Wikinvest Wire

Fed funds futures, widows, and orphans

Wednesday, June 10, 2009

Caroline Baum at Bloomberg comments on the new life in the fed funds futures market after last week's "less bad" payrolls number caused traders to think short-term interest rates might be headed higher sooner rather than later.

For the past six months, the federal funds futures market has been a haven for widows and orphans, minus the benefit of coupon-clipping.

With the Federal Reserve’s benchmark overnight rate set at 0 to 0.25 percent since December and the economy still in need of life support, there was little reason, or impetus, to bet on changes in monetary policy.

Daily moves of one-half of a basis point -- and that was on a big day -- in fed funds futures were purely technical in nature, a function of the contract’s cash settlement to the average effective funds rate for the delivery month.

That changed last Friday with the release of a less-bad employment report for May.
This will likely be the first of many false starts for this futures market which, over the past few years, has proven to be quite bad at predicting interest rates more than a couple months out.

When the Fed modifies or removes this little sentence from the policy statement that follows the conclusion of their FOMC meeting, all hell is likely to break loose.
The Committee will maintain the target range for the federal funds rate at 0 to 1/4 percent and anticipates that economic conditions are likely to warrant exceptionally low levels of the federal funds rate for an extended period.
And don't look for another "baby step" rate raising cycle to begin before there is clear evidence that another asset bubble is being inflated.
The last thing Fed Chairman and Great Depression scholar Ben Bernanke wants to do is “abort the recovery by premature tightening,” which is what his predecessors did in 1936 and 1937, says Paul Kasriel, chief economist at the Northern Trust Corp. in Chicago. “At what other time has a 345,000 job loss been a reason to celebrate?”
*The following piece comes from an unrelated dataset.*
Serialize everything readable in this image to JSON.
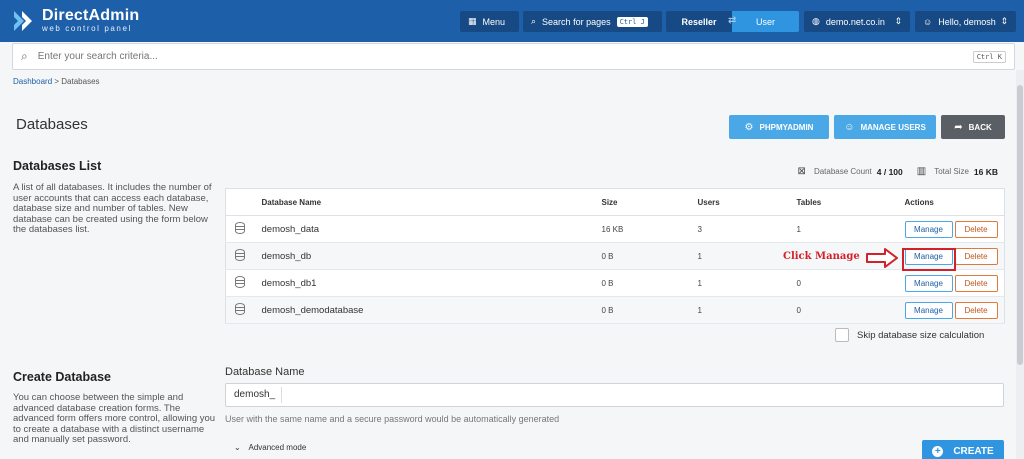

Kasriel thinks it will take until mid-2010 for Bernanke to have confidence that the recovery is for real. Most economists, unlike traders, are saying later rather than sooner.
...
Maybe the reaction is just a bad case of jitters over the existence and execution of the Fed’s exit strategy. It’s true that the Fed’s balance sheet will show some natural attrition as financial institutions resume their traditional lending function and the Fed imposes a penalty for using its various lending facilities. (In the old days it was considered a privilege, not a right, to borrow from the Fed’s discount window.)

Fed officials talk exit strategy in the same breath they reassure the markets to expect an “exceptionally low” funds rate “for an extended period.”

Instead of turning up the volume on “exceptionally low” in an effort to soothe the market, the Fed should try to be exceptionally explicit on what the egress will look like: Whether it will focus on the excess reserves banks are currently holding, which have the potential to multiply and become inflationary, or on the good old-fashioned funds rate.

Then there are the financial experts in Congress. While grilling Bernanke won’t be as much fun as playing pinata with bank CEOs, House Financial Services Committee Chairman Barney Frank and Senate Banking Committee Chairman Chris Dodd will surely offer him some exit guidelines, especially if the unemployment rate -- up 4 percentage points in the past year to 9.4 percent -- crosses the 10 percent threshold.

After all, they have to look out for the real widows and orphans.
Fed funds futures just got interesting again - don't expect that to last too long.

1 comments:

Anonymous said...

The Japanese central bank hasn't managed to escape QE in 2 decades. What makes the Fed believe they will do any better, having entered this morass?